In psychiatric diseases such as mood disorders or schizophrenia, the inflammatory response system is activated4 (see also Müller, in this issue p 55). The majority of studies have focused on antibodies, cytokines, and blood cell types (see also the rest of this issue). In addition, many epidemiological studies have implicated immune mechanisms as risk factors for developing schizophrenia: large odds ratios were reported for season of birth, maternal viral infection, cytokine alterations, and antibody/viral titer.5 Accordingly, during the last decade, anti-inflammatory therapeutic approaches have been studied in schizophrenia and depression.

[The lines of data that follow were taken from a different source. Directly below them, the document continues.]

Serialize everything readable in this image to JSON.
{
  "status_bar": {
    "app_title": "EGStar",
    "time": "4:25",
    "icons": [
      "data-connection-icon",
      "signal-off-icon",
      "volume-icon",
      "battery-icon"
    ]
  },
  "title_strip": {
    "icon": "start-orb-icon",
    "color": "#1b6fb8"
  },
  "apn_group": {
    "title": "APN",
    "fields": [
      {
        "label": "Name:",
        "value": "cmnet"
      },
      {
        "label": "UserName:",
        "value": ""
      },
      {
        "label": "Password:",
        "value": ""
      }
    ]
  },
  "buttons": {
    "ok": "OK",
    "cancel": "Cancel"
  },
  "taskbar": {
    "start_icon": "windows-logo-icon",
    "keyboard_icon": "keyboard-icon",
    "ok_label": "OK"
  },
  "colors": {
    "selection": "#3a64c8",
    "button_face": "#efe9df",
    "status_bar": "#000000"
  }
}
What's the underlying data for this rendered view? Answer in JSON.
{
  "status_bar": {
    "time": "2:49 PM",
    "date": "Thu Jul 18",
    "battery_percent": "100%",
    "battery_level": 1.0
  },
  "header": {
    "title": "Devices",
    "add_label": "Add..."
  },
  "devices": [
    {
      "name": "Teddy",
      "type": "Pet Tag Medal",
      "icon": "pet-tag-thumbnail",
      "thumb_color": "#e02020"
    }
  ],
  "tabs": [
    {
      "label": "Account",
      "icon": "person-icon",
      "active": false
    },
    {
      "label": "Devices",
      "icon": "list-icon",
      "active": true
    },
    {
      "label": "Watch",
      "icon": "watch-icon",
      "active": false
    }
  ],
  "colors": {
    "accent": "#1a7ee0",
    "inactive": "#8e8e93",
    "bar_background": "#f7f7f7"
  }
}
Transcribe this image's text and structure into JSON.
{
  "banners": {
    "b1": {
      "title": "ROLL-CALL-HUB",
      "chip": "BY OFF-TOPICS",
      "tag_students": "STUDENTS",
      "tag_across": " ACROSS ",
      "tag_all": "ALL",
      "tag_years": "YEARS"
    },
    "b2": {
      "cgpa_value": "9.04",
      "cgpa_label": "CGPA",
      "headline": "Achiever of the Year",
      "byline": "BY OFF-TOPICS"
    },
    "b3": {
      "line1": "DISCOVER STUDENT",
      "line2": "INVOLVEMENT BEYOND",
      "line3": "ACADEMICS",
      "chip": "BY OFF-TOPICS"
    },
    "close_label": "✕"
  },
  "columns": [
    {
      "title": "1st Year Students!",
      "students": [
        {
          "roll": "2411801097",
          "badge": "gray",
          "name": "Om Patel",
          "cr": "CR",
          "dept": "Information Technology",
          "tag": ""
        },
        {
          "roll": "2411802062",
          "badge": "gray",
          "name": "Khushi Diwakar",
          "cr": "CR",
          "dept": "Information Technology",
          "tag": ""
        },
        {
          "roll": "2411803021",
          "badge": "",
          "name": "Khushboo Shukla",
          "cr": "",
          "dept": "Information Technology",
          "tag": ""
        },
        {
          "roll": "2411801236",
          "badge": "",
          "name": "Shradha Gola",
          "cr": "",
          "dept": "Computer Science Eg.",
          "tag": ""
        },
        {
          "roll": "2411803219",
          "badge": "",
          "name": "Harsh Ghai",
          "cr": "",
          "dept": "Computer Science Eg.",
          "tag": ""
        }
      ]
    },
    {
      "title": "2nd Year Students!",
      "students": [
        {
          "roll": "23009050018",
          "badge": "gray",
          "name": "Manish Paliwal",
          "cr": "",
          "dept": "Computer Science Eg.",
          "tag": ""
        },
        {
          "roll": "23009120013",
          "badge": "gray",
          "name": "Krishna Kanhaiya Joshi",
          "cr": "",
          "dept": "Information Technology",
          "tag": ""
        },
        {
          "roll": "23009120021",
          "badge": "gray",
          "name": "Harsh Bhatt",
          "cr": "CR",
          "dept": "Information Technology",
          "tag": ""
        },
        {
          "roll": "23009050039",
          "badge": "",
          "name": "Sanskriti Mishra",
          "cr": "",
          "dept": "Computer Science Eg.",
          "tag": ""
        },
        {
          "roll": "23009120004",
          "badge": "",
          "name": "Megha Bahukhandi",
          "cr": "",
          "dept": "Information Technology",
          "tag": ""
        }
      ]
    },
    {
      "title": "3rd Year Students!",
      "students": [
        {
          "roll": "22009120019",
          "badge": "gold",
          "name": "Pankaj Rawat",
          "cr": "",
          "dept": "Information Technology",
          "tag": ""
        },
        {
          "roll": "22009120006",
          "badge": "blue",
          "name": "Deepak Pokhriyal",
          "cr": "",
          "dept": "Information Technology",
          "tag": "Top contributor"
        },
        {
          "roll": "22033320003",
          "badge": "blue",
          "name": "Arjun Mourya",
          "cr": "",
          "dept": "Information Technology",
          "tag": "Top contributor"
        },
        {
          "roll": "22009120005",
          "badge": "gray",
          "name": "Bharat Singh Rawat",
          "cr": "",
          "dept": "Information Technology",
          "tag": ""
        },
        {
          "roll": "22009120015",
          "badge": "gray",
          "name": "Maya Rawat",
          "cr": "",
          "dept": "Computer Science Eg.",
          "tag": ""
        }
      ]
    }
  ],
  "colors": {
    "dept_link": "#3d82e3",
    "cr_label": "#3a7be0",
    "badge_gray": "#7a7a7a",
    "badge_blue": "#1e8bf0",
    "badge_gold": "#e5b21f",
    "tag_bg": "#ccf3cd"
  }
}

An extensive recent review of genetics in schizophrenia concluded that the most consistent result throughout the genome-wide association studies of schizophrenia is the association to the extended major histocompatibility complex locus located on chromosome 6p21.3 (MHC) or human leukocyte antigen (HLA) system.6 This broad region comprises at least 121 functional genes. Significant MHC single-nucleotide polymorphisms associated, not only with schizophrenia, but also with bipolar disorder, cognition, or hippocampal volume have been reported.7 Even more surprising, immune-mediated brain anomalies can be transmitted to subsequent generations providing interesting research avenues.8

Finally, Felger et al9 have shown that an increase in inflammation, as demonstrated by plasma CRP and inflammatory cytokines, was associated with decreased connectivity within reward-related brain regions in unmedicated outpatients with major depression. In their study, decreased connectivity between ventral striatum and ventromedial prefrontal cortex (vmPFC) was correlated with symptoms of anhedonia, whereas decreased connectivity between dorsal striatum and vmPFC correlated with psychomotor slowing. Interestingly, in non-human primates, chronic administration of inflammatory cytokines decreased striatal dopamine release, as measured by translational neuroimaging and in vivo microdialysis.10

This issue will focus on the intriguing interplay between neuroinflammation and neuropsychiatric diseases.